Mechanical stress facilitates calcium influx and growth of alveolar epithelial cells via activation of the BDKRB1/Ca2+/CaMKII/MEK1/ERK axis

Background: Mechanical stress and calcium metabolism are associated with lung development and various pulmonary diseases. Our previous research demonstrated that BDKRB1/CA²⁺ signal transduction may be involved in lung dysplasia resulting from scoliosis and thoracic insufficiency. Therefore, the present study aims to investigate the effects of mechanical stress on the growth and calcium influx in alveolar epithelial cells, as well as the role of BDKRB1/CA²⁺ signaling in these processes.

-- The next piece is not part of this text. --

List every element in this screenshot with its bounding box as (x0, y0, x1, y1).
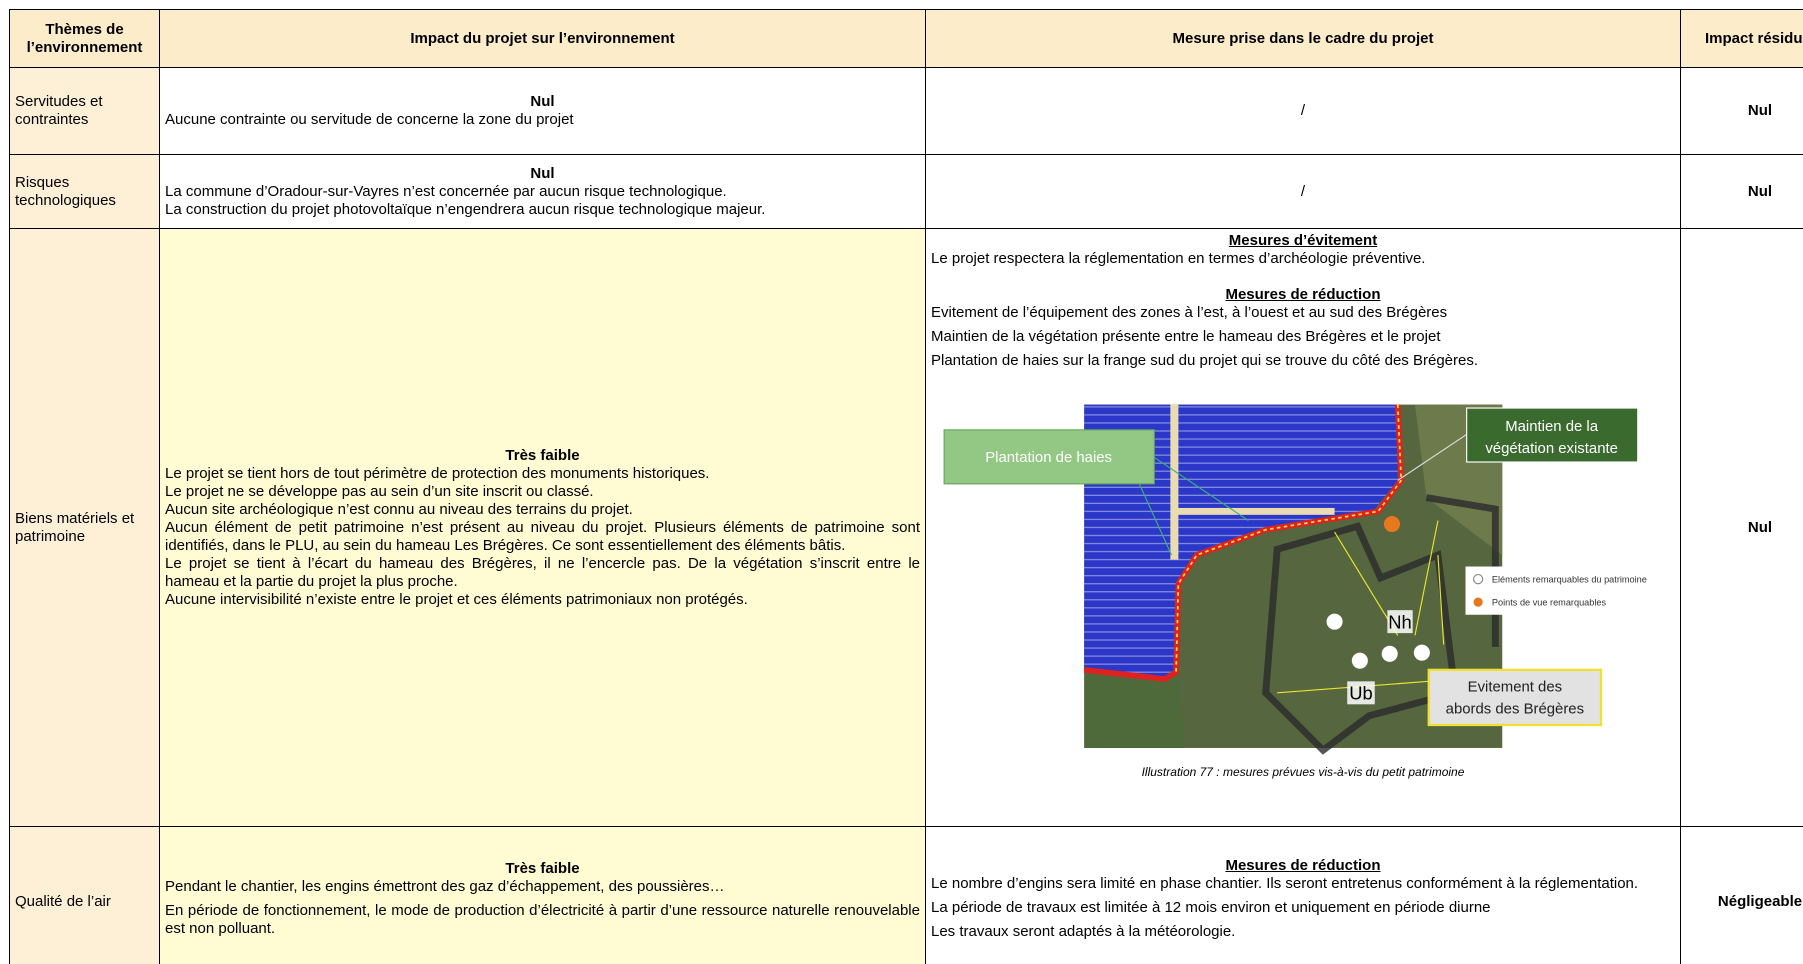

Methods: Flow cytometry, CCK-8, and EDU staining assay were employed to assess the cycle, calcium influx, activity, and proliferation in RLE-6TN cells subjected to mechanical stresses of varying amplitudes (5%, 10% and 15%). RT-qPCR and western blotting assay were performed to evaluate the effects of mechanical stress on BDKRB1/CA²⁺/CaMKII/MEK1/ERK signaling in RLE-6TN cells.

Results: Mechanical stress at 10% amplitudes effectively enhanced the viability, EDU positive ratio, S-phase percentage, and CA²⁺ concentration of RLE-6TN cells, while reducing the G1-phase percentage. Conversely, 15% mechanical stress exerted an inhibitory effect on RLE-6TN cell proliferation. Additionally, 10% mechanical stress significantly upregulated the expression of BDKRB1, CaMKIIα/δ, p-MEK1 and p-ERK1/2 in RLE-6TN cells. Notably, BDKRB1 knockdown attenuated the 10% mechanical stress-induced increase in both growth and calcium influx in RLE-6TN cells. Moreover, BDKRB1 knockdown blocked the activation of the CA²⁺/CaMKII/MEK1/ERK pathway induced by 10% mechanical stress.

Conclusion: Appropriate levels of mechanical stress contribute to the growth and calcium influx of alveolar epithelial cells by modulating BDKRB1/CA²⁺/CaMKII/MEK1/ERK signaling.

Alveolar epithelial cells; Bradykinin receptor B1; Calcium; Growth; Mechanical stress.